DOUBLE ALBUMS SEEN AS DOUBLE THE TROUBLE
Soon after Stevie Wonder released his last album, 1985’s “In Square Circle,” he told his record company--Motown--of his plans for an ambitious double-record album. You’d think that Motown would be overjoyed by the news. After all, Wonder’s best-selling and most acclaimed album was the double-record smash “Songs in the Key of Life” in 1976.
But times have changed since the mid-’70s. And when Wonder’s latest, “Characters,” hits the stores on Oct. 26, it will be as a single-record album. Motown executives--including recently departed president Jay Lasker--persuaded Wonder that his sales would suffer if he insisted on a double.
One of their arguments: Look what happened to Prince’s current album.
Prince’s “Sign ‘O’ the Times”--a double studio album--dropped out of the Top 10 after just four weeks, and is now listed at No. 42 on Billboard magazine’s national sales chart.
It’s not that the Prince album has done badly: It has sold a reported 1.2 million copies. It’s just that it would probably have sold a lot more if it had been a single album. After all, the album has generated two Top 5 hits (the title track and the new “U Got the Look”), more than any other Prince album since “Purple Rain.”
Still, it could have been a lot worse. Prince initially turned in a three -record set. He cut it down to two records as an accommodation to his distributing label, Warner Bros., and possibly to his own sense of the market.
This isn’t an isolated phenomenon. There are just seven double-record albums among Billboard’s current Top 200--none of them in the Top 40. At this time in 1978--when the “Saturday Night Fever” and “Grease” sound tracks (both doubles) brought the business to a historic peak--there were 22 double albums in the Top 200 and 5 in the Top 25.
Mitch Perliss, director of purchasing for the 50-store Music Plus chain, noted: “My gut feeling is that if the Prince album was one record listing for $9.98, everyone would have seen a healthier sales pattern. I think that’s true of almost any artist. I can’t think of anybody today who could sustain a two-record set (without losing sales). Once you get over that $11-$12 mark, it becomes a tough sale.”
David Anderle, vice president of film music at A&M; Records, is even more emphatic. “I just don’t think it makes much sense to make a double record anymore. If the artists who have made doubles--including Prince--had just culled them down to one great record, that would have been better.”
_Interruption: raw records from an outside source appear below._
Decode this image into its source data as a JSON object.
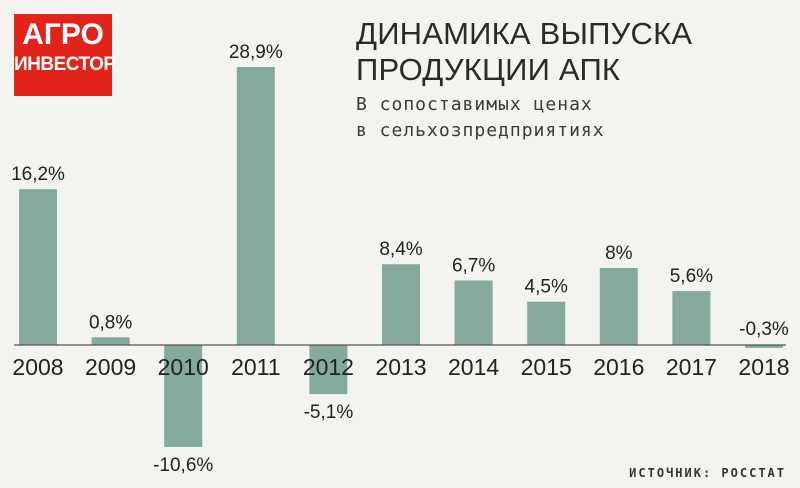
{
  "logo": {
    "line1": "АГРО",
    "line2": "ИНВЕСТОР",
    "color": "#e2231a"
  },
  "title": {
    "line1": "ДИНАМИКА ВЫПУСКА",
    "line2": "ПРОДУКЦИИ АПК"
  },
  "subtitle": {
    "line1": "В сопоставимых ценах",
    "line2": "в сельхозпредприятиях"
  },
  "source": "ИСТОЧНИК: РОССТАТ",
  "colors": {
    "bar": "#85a99c",
    "background": "#f3f3f0"
  },
  "chart_data": {
    "type": "bar",
    "categories": [
      "2008",
      "2009",
      "2010",
      "2011",
      "2012",
      "2013",
      "2014",
      "2015",
      "2016",
      "2017",
      "2018"
    ],
    "values": [
      16.2,
      0.8,
      -10.6,
      28.9,
      -5.1,
      8.4,
      6.7,
      4.5,
      8,
      5.6,
      -0.3
    ],
    "value_labels": [
      "16,2%",
      "0,8%",
      "-10,6%",
      "28,9%",
      "-5,1%",
      "8,4%",
      "6,7%",
      "4,5%",
      "8%",
      "5,6%",
      "-0,3%"
    ],
    "title": "ДИНАМИКА ВЫПУСКА ПРОДУКЦИИ АПК",
    "subtitle": "В сопоставимых ценах в сельхозпредприятиях",
    "xlabel": "",
    "ylabel": "",
    "ylim": [
      -10.6,
      28.9
    ],
    "grid": false,
    "legend": "none"
  }
}
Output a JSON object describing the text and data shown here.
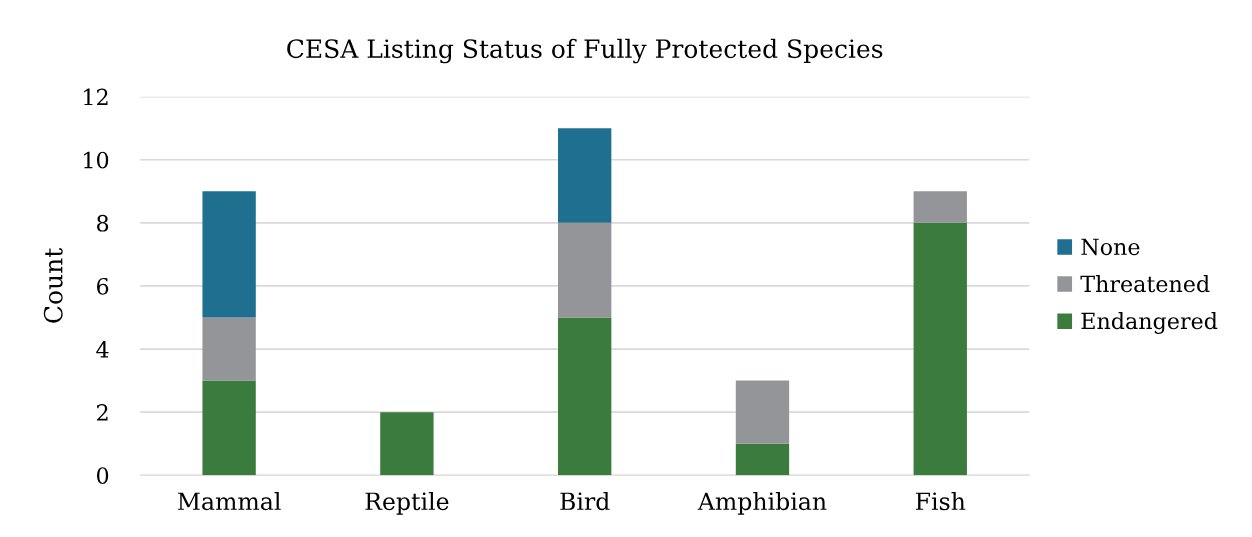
{
  "chart_data": {
    "type": "bar",
    "title": "CESA Listing Status of Fully Protected Species",
    "ylabel": "Count",
    "categories": [
      "Mammal",
      "Reptile",
      "Bird",
      "Amphibian",
      "Fish"
    ],
    "series": [
      {
        "name": "Endangered",
        "color": "#3b7b3d",
        "values": [
          3,
          2,
          5,
          1,
          8
        ]
      },
      {
        "name": "Threatened",
        "color": "#949599",
        "values": [
          2,
          0,
          3,
          2,
          1
        ]
      },
      {
        "name": "None",
        "color": "#1f7090",
        "values": [
          4,
          0,
          3,
          0,
          0
        ]
      }
    ],
    "stacked": true,
    "ylim": [
      0,
      12
    ],
    "yticks": [
      0,
      2,
      4,
      6,
      8,
      10,
      12
    ],
    "grid": "y",
    "legend": "right"
  }
}
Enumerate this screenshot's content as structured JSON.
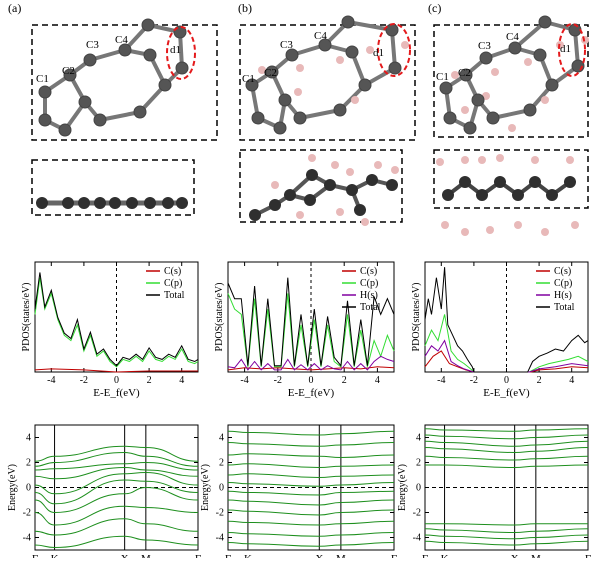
{
  "panel_labels": [
    "(a)",
    "(b)",
    "(c)"
  ],
  "atom_labels": {
    "a": [
      "C1",
      "C2",
      "C3",
      "C4",
      "d1"
    ],
    "b": [
      "C1",
      "C2",
      "C3",
      "C4",
      "d1"
    ],
    "c": [
      "C1",
      "C2",
      "C3",
      "C4",
      "d1"
    ]
  },
  "colors": {
    "carbon": "#555555",
    "carbon_side": "#2f2f2f",
    "hydrogen": "#e8b9b9",
    "d1_highlight": "#e41a1c",
    "band": "#1e8f1e",
    "cs": "#c00000",
    "cp": "#33dd33",
    "hs": "#8000a0",
    "total": "#000000"
  },
  "chart_data": [
    {
      "type": "line",
      "panel": "a-pdos",
      "ylabel": "PDOS(states/eV)",
      "xlabel": "E-E_f(eV)",
      "xlim": [
        -5,
        5
      ],
      "xticks": [
        -4,
        -2,
        0,
        2,
        4
      ],
      "fermi_line": 0,
      "legend": [
        "C(s)",
        "C(p)",
        "Total"
      ],
      "legend_position": "top-right",
      "series": [
        {
          "name": "C(s)",
          "x": [
            -5,
            -4,
            -2,
            0,
            2,
            4,
            5
          ],
          "y": [
            0.02,
            0.03,
            0.02,
            0.0,
            0.01,
            0.01,
            0.01
          ]
        },
        {
          "name": "C(p)",
          "x": [
            -5,
            -4.7,
            -4.4,
            -4,
            -3.6,
            -3.2,
            -2.8,
            -2.4,
            -2.0,
            -1.6,
            -1.2,
            -0.8,
            -0.4,
            0.0,
            0.4,
            0.8,
            1.2,
            1.6,
            2.0,
            2.4,
            2.8,
            3.2,
            3.6,
            4.0,
            4.4,
            4.8,
            5
          ],
          "y": [
            0.55,
            0.9,
            0.6,
            0.75,
            0.5,
            0.35,
            0.3,
            0.45,
            0.2,
            0.35,
            0.15,
            0.2,
            0.1,
            0.05,
            0.12,
            0.1,
            0.15,
            0.1,
            0.2,
            0.12,
            0.1,
            0.15,
            0.12,
            0.22,
            0.1,
            0.08,
            0.1
          ]
        },
        {
          "name": "Total",
          "x": [
            -5,
            -4.7,
            -4.4,
            -4,
            -3.6,
            -3.2,
            -2.8,
            -2.4,
            -2.0,
            -1.6,
            -1.2,
            -0.8,
            -0.4,
            0.0,
            0.4,
            0.8,
            1.2,
            1.6,
            2.0,
            2.4,
            2.8,
            3.2,
            3.6,
            4.0,
            4.4,
            4.8,
            5
          ],
          "y": [
            0.6,
            0.95,
            0.62,
            0.78,
            0.52,
            0.37,
            0.32,
            0.5,
            0.22,
            0.38,
            0.17,
            0.22,
            0.12,
            0.06,
            0.14,
            0.12,
            0.17,
            0.12,
            0.23,
            0.14,
            0.12,
            0.17,
            0.14,
            0.25,
            0.12,
            0.1,
            0.12
          ]
        }
      ]
    },
    {
      "type": "line",
      "panel": "b-pdos",
      "ylabel": "PDOS(states/eV)",
      "xlabel": "E-E_f(eV)",
      "xlim": [
        -5,
        5
      ],
      "xticks": [
        -4,
        -2,
        0,
        2,
        4
      ],
      "fermi_line": 0,
      "legend": [
        "C(s)",
        "C(p)",
        "H(s)",
        "Total"
      ],
      "legend_position": "top-right",
      "series": [
        {
          "name": "C(s)",
          "x": [
            -5,
            -4,
            -3,
            -2,
            -1,
            0,
            1,
            2,
            3,
            4,
            5
          ],
          "y": [
            0.02,
            0.04,
            0.03,
            0.04,
            0.03,
            0.02,
            0.03,
            0.04,
            0.03,
            0.05,
            0.04
          ]
        },
        {
          "name": "C(p)",
          "x": [
            -5,
            -4.6,
            -4.2,
            -3.8,
            -3.4,
            -3.0,
            -2.6,
            -2.2,
            -1.8,
            -1.4,
            -1.0,
            -0.6,
            -0.2,
            0.2,
            0.6,
            1.0,
            1.4,
            1.8,
            2.2,
            2.6,
            3.0,
            3.4,
            3.8,
            4.2,
            4.6,
            5
          ],
          "y": [
            0.75,
            0.6,
            0.55,
            0.05,
            0.7,
            0.05,
            0.6,
            0.05,
            0.05,
            0.75,
            0.05,
            0.45,
            0.05,
            0.5,
            0.05,
            0.45,
            0.1,
            0.05,
            0.55,
            0.05,
            0.4,
            0.05,
            0.3,
            0.15,
            0.35,
            0.2
          ]
        },
        {
          "name": "H(s)",
          "x": [
            -5,
            -4.6,
            -4.2,
            -3.8,
            -3.4,
            -3.0,
            -2.6,
            -2.2,
            -1.8,
            -1.4,
            -1.0,
            -0.6,
            -0.2,
            0.2,
            0.6,
            1.0,
            1.4,
            1.8,
            2.2,
            2.6,
            3.0,
            3.4,
            3.8,
            4.2,
            4.6,
            5
          ],
          "y": [
            0.05,
            0.04,
            0.12,
            0.02,
            0.1,
            0.02,
            0.08,
            0.02,
            0.02,
            0.12,
            0.02,
            0.07,
            0.02,
            0.08,
            0.02,
            0.06,
            0.03,
            0.02,
            0.1,
            0.02,
            0.08,
            0.02,
            0.1,
            0.15,
            0.12,
            0.1
          ]
        },
        {
          "name": "Total",
          "x": [
            -5,
            -4.6,
            -4.2,
            -3.8,
            -3.4,
            -3.0,
            -2.6,
            -2.2,
            -1.8,
            -1.4,
            -1.0,
            -0.6,
            -0.2,
            0.2,
            0.6,
            1.0,
            1.4,
            1.8,
            2.2,
            2.6,
            3.0,
            3.4,
            3.8,
            4.2,
            4.6,
            5
          ],
          "y": [
            0.85,
            0.7,
            0.7,
            0.06,
            0.82,
            0.06,
            0.7,
            0.06,
            0.06,
            0.9,
            0.06,
            0.55,
            0.06,
            0.6,
            0.06,
            0.53,
            0.14,
            0.06,
            0.68,
            0.06,
            0.5,
            0.06,
            0.72,
            0.55,
            0.7,
            0.55
          ]
        }
      ]
    },
    {
      "type": "line",
      "panel": "c-pdos",
      "ylabel": "PDOS(states/eV)",
      "xlabel": "E-E_f(eV)",
      "xlim": [
        -5,
        5
      ],
      "xticks": [
        -4,
        -2,
        0,
        2,
        4
      ],
      "fermi_line": 0,
      "legend": [
        "C(s)",
        "C(p)",
        "H(s)",
        "Total"
      ],
      "legend_position": "top-right",
      "series": [
        {
          "name": "C(s)",
          "x": [
            -5,
            -4.5,
            -4,
            -3.5,
            -3,
            -2.5,
            -2,
            0,
            1.5,
            2,
            3,
            4,
            5
          ],
          "y": [
            0.05,
            0.15,
            0.2,
            0.08,
            0.05,
            0.02,
            0.0,
            0.0,
            0.0,
            0.02,
            0.03,
            0.05,
            0.04
          ]
        },
        {
          "name": "C(p)",
          "x": [
            -5,
            -4.6,
            -4.2,
            -3.8,
            -3.4,
            -3.0,
            -2.6,
            -2.2,
            -2.0,
            0,
            1.4,
            2.0,
            2.6,
            3.2,
            3.8,
            4.4,
            5
          ],
          "y": [
            0.25,
            0.4,
            0.3,
            0.55,
            0.2,
            0.12,
            0.08,
            0.03,
            0.0,
            0.0,
            0.0,
            0.05,
            0.08,
            0.1,
            0.12,
            0.15,
            0.1
          ]
        },
        {
          "name": "H(s)",
          "x": [
            -5,
            -4.6,
            -4.2,
            -3.8,
            -3.4,
            -3.0,
            -2.6,
            -2.2,
            -2.0,
            0,
            1.4,
            2.0,
            3.0,
            4.0,
            5
          ],
          "y": [
            0.15,
            0.25,
            0.2,
            0.3,
            0.1,
            0.06,
            0.03,
            0.01,
            0.0,
            0.0,
            0.0,
            0.03,
            0.05,
            0.08,
            0.06
          ]
        },
        {
          "name": "Total",
          "x": [
            -5,
            -4.8,
            -4.6,
            -4.3,
            -4.0,
            -3.8,
            -3.6,
            -3.3,
            -3.0,
            -2.7,
            -2.4,
            -2.1,
            -2.0,
            0,
            1.3,
            1.6,
            2.0,
            2.5,
            3.0,
            3.5,
            4.0,
            4.4,
            4.8,
            5
          ],
          "y": [
            0.5,
            0.7,
            0.55,
            0.9,
            0.6,
            1.0,
            0.45,
            0.35,
            0.25,
            0.2,
            0.12,
            0.05,
            0.0,
            0.0,
            0.0,
            0.1,
            0.15,
            0.18,
            0.22,
            0.2,
            0.3,
            0.35,
            0.28,
            0.3
          ]
        }
      ]
    },
    {
      "type": "line",
      "panel": "a-bands",
      "ylabel": "Energy(eV)",
      "ylim": [
        -5,
        5
      ],
      "yticks": [
        -4,
        -2,
        0,
        2,
        4
      ],
      "fermi_line": 0,
      "kpoints": [
        "Γ",
        "K",
        "X",
        "M",
        "Γ"
      ],
      "kpos": [
        0,
        0.12,
        0.55,
        0.68,
        1.0
      ],
      "series": [
        {
          "y": [
            2.1,
            2.5,
            3.3,
            3.2,
            2.1
          ]
        },
        {
          "y": [
            1.7,
            2.0,
            2.8,
            2.5,
            1.7
          ]
        },
        {
          "y": [
            1.4,
            1.5,
            1.9,
            2.0,
            1.4
          ]
        },
        {
          "y": [
            0.9,
            0.7,
            1.6,
            1.4,
            0.9
          ]
        },
        {
          "y": [
            0.2,
            -0.5,
            1.1,
            1.2,
            0.2
          ]
        },
        {
          "y": [
            -0.4,
            -1.3,
            0.6,
            0.5,
            -0.4
          ]
        },
        {
          "y": [
            -1.0,
            -2.0,
            -0.5,
            0.0,
            -1.0
          ]
        },
        {
          "y": [
            -2.0,
            -3.0,
            -1.5,
            -1.6,
            -2.0
          ]
        },
        {
          "y": [
            -3.5,
            -3.8,
            -2.5,
            -2.9,
            -3.5
          ]
        },
        {
          "y": [
            -4.6,
            -4.8,
            -3.9,
            -4.2,
            -4.6
          ]
        }
      ]
    },
    {
      "type": "line",
      "panel": "b-bands",
      "ylabel": "Energy(eV)",
      "ylim": [
        -5,
        5
      ],
      "yticks": [
        -4,
        -2,
        0,
        2,
        4
      ],
      "fermi_line": 0,
      "kpoints": [
        "Γ",
        "K",
        "X",
        "M",
        "Γ"
      ],
      "kpos": [
        0,
        0.12,
        0.55,
        0.68,
        1.0
      ],
      "series": [
        {
          "y": [
            4.5,
            4.4,
            4.2,
            4.3,
            4.5
          ]
        },
        {
          "y": [
            3.6,
            3.5,
            3.3,
            3.4,
            3.6
          ]
        },
        {
          "y": [
            2.6,
            2.7,
            2.5,
            2.4,
            2.6
          ]
        },
        {
          "y": [
            1.8,
            1.9,
            1.6,
            1.7,
            1.8
          ]
        },
        {
          "y": [
            1.0,
            1.1,
            0.8,
            0.9,
            1.0
          ]
        },
        {
          "y": [
            0.4,
            0.3,
            0.1,
            0.2,
            0.4
          ]
        },
        {
          "y": [
            -0.3,
            -0.4,
            -0.6,
            -0.4,
            -0.3
          ]
        },
        {
          "y": [
            -1.0,
            -1.1,
            -1.4,
            -1.2,
            -1.0
          ]
        },
        {
          "y": [
            -1.8,
            -1.9,
            -2.2,
            -2.0,
            -1.8
          ]
        },
        {
          "y": [
            -2.7,
            -2.8,
            -3.0,
            -2.9,
            -2.7
          ]
        },
        {
          "y": [
            -3.6,
            -3.7,
            -3.9,
            -3.8,
            -3.6
          ]
        },
        {
          "y": [
            -4.4,
            -4.5,
            -4.7,
            -4.6,
            -4.4
          ]
        }
      ]
    },
    {
      "type": "line",
      "panel": "c-bands",
      "ylabel": "Energy(eV)",
      "ylim": [
        -5,
        5
      ],
      "yticks": [
        -4,
        -2,
        0,
        2,
        4
      ],
      "fermi_line": 0,
      "kpoints": [
        "Γ",
        "K",
        "X",
        "M",
        "Γ"
      ],
      "kpos": [
        0,
        0.12,
        0.55,
        0.68,
        1.0
      ],
      "series": [
        {
          "y": [
            4.7,
            4.6,
            4.5,
            4.6,
            4.7
          ]
        },
        {
          "y": [
            4.2,
            4.1,
            3.9,
            4.0,
            4.2
          ]
        },
        {
          "y": [
            3.7,
            3.6,
            3.3,
            3.4,
            3.7
          ]
        },
        {
          "y": [
            3.2,
            3.1,
            2.8,
            2.9,
            3.2
          ]
        },
        {
          "y": [
            2.5,
            2.4,
            2.2,
            2.3,
            2.5
          ]
        },
        {
          "y": [
            1.8,
            1.8,
            1.6,
            1.7,
            1.8
          ]
        },
        {
          "y": [
            -2.9,
            -2.9,
            -3.0,
            -2.9,
            -2.9
          ]
        },
        {
          "y": [
            -3.3,
            -3.4,
            -3.6,
            -3.5,
            -3.3
          ]
        },
        {
          "y": [
            -3.8,
            -3.9,
            -4.1,
            -4.0,
            -3.8
          ]
        },
        {
          "y": [
            -4.3,
            -4.4,
            -4.6,
            -4.5,
            -4.3
          ]
        }
      ]
    }
  ]
}
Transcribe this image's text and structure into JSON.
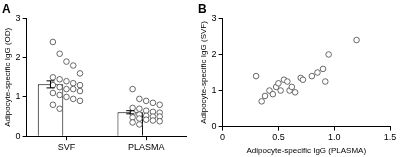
{
  "chart_data": [
    {
      "type": "bar",
      "title": "A",
      "y_label": "Adipocyte-specific IgG (OD)",
      "categories": [
        "SVF",
        "PLASMA"
      ],
      "values": [
        1.32,
        0.61
      ],
      "error": [
        0.09,
        0.04
      ],
      "points": [
        [
          2.4,
          2.1,
          1.9,
          1.8,
          1.6,
          1.5,
          1.45,
          1.4,
          1.35,
          1.3,
          1.3,
          1.25,
          1.2,
          1.2,
          1.15,
          1.1,
          1.05,
          1.0,
          0.95,
          0.9,
          0.8,
          0.7
        ],
        [
          1.2,
          0.95,
          0.9,
          0.85,
          0.8,
          0.72,
          0.7,
          0.65,
          0.62,
          0.6,
          0.58,
          0.55,
          0.52,
          0.5,
          0.5,
          0.48,
          0.45,
          0.42,
          0.4,
          0.38,
          0.35,
          0.3
        ]
      ],
      "color": "#ffffff",
      "marker": "circle",
      "ylim": [
        0,
        3
      ],
      "yticks": [
        0,
        1,
        2,
        3
      ],
      "grid": false
    },
    {
      "type": "scatter",
      "title": "B",
      "x_label": "Adipocyte-specific IgG (PLASMA)",
      "y_label": "Adipocyte-specific IgG (SVF)",
      "x": [
        0.3,
        0.35,
        0.38,
        0.42,
        0.45,
        0.48,
        0.5,
        0.52,
        0.55,
        0.58,
        0.6,
        0.62,
        0.65,
        0.7,
        0.72,
        0.8,
        0.85,
        0.9,
        0.92,
        0.95,
        1.2
      ],
      "values": [
        1.4,
        0.7,
        0.85,
        1.0,
        0.9,
        1.1,
        1.2,
        1.0,
        1.3,
        1.25,
        1.0,
        1.1,
        0.95,
        1.35,
        1.3,
        1.4,
        1.5,
        1.6,
        1.25,
        2.0,
        2.4
      ],
      "color": "#ffffff",
      "marker": "circle",
      "xlim": [
        0,
        1.5
      ],
      "xticks": [
        0,
        0.5,
        {
          "value": 1,
          "label": "1.0"
        },
        1.5
      ],
      "ylim": [
        0,
        3
      ],
      "yticks": [
        0,
        1,
        2,
        3
      ],
      "grid": false
    }
  ]
}
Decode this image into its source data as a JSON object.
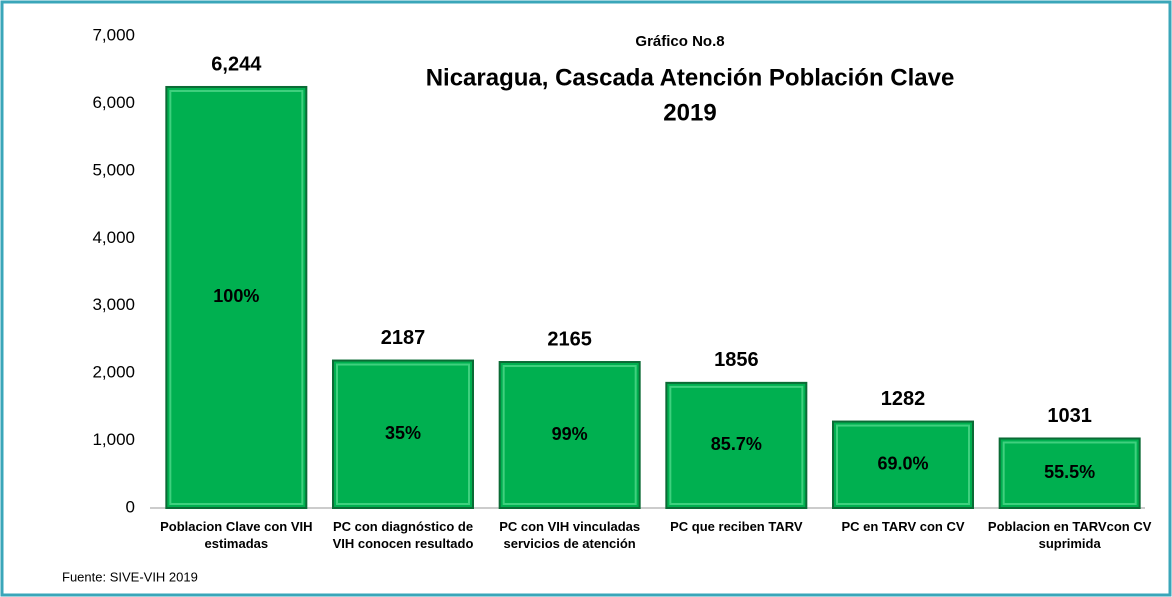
{
  "chart_data": {
    "type": "bar",
    "chart_number": "Gráfico No.8",
    "title": "Nicaragua, Cascada Atención Población Clave",
    "subtitle": "2019",
    "categories": [
      "Poblacion Clave con VIH estimadas",
      "PC con diagnóstico de VIH conocen resultado",
      "PC con VIH vinculadas servicios de atención",
      "PC que reciben TARV",
      "PC en TARV con CV",
      "Poblacion en TARVcon CV suprimida"
    ],
    "values": [
      6244,
      2187,
      2165,
      1856,
      1282,
      1031
    ],
    "value_labels": [
      "6,244",
      "2187",
      "2165",
      "1856",
      "1282",
      "1031"
    ],
    "annotations": [
      "100%",
      "35%",
      "99%",
      "85.7%",
      "69.0%",
      "55.5%"
    ],
    "color": "#00b050",
    "ylim": [
      0,
      7000
    ],
    "yticks": [
      0,
      {
        "value": 1000,
        "label": "1,000"
      },
      {
        "value": 2000,
        "label": "2,000"
      },
      {
        "value": 3000,
        "label": "3,000"
      },
      {
        "value": 4000,
        "label": "4,000"
      },
      {
        "value": 5000,
        "label": "5,000"
      },
      {
        "value": 6000,
        "label": "6,000"
      },
      {
        "value": 7000,
        "label": "7,000"
      }
    ],
    "grid": false,
    "source": "Fuente: SIVE-VIH 2019"
  }
}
One of A&M;’s top stars, Sting, is about to release a double album, “. . . Nothing Like the Sun.” (See interview and review on Page 72.) But Anderle noted that the album is listing for $10.98, just $1 more than the customary superstar list price.
Anderle added that when the double-album boom hit its peak in the late ‘70s, “everybody wanted to make a double album. After the immense success of (Peter Frampton’s 1976 smash) ‘Frampton Comes Alive,’ it became the thing to do. I think the subsequent lack of success of doubles is what made us all start to look at it differently.”
The veteran producer and executive suggested that the double album is just one casualty of the industry’s severe 1979-82 slump. Doubles went the way of satin jackets, billboards on Sunset Strip heralding new releases and double-page ads in the trade magazines every time an album went platinum. Even after the business started regaining its health in 1983, it didn’t return to its old, free-spending ways.
“The double album became another symbol of that extravagance,” said Anderle.
Bob Merlis, Warner Bros. Records’ vice president of publicity, echoed that point. “I don’t think people thought twice about double albums in the ‘70s. It was part of the old syndrome of going deluxe all the way in terms of packaging.
“Maybe things weren’t as competitive (in the ‘70s),” Merlis theorized. “The album market was self-sustaining to a greater extent than it is now. Now it’s very dependent on hit singles. If you don’t have monster hits, it hard to sell a single album, let alone one that costs more.”
Merlis added that labels are able to partly compensate for the decline of the double album--and accommodate artists’ desire to get more music out--by putting extra songs on cassettes and compact discs.
Though the double album is losing ground, it has its boosters in the business. Stan Goman, senior vice president of retail operations for the 45-store Tower Records chain, said, “I don’t think it makes a difference. If the music’s there, the public’s going to buy it.”
Lou Dennis, vice president of sales at Warner Bros., agreed. “It all comes down to the music,” he said. Dennis added that the album that established Prince as a pop star--1982’s “1999”--was a double.
“What if we had said to him at that time, ‘You’re out of your mind making a two-record set’? The guy was right: That was the album that broke him.
“How can you tell the creative person how much music he should make? That’s like telling an artist, ‘Make a smaller picture. My wall is only 20 feet long.’ When you’re dealing with somebody like Prince or the Smiths (whose hit album “Louder than Bombs” is a double), you’re dealing with the creative process. It’s their music. It’s their call.”
Warner Bros. hopes that Prince’s album will get another boost when his “Sign ‘O’ the Times” concert film, shot on tour in Europe, opens in late November.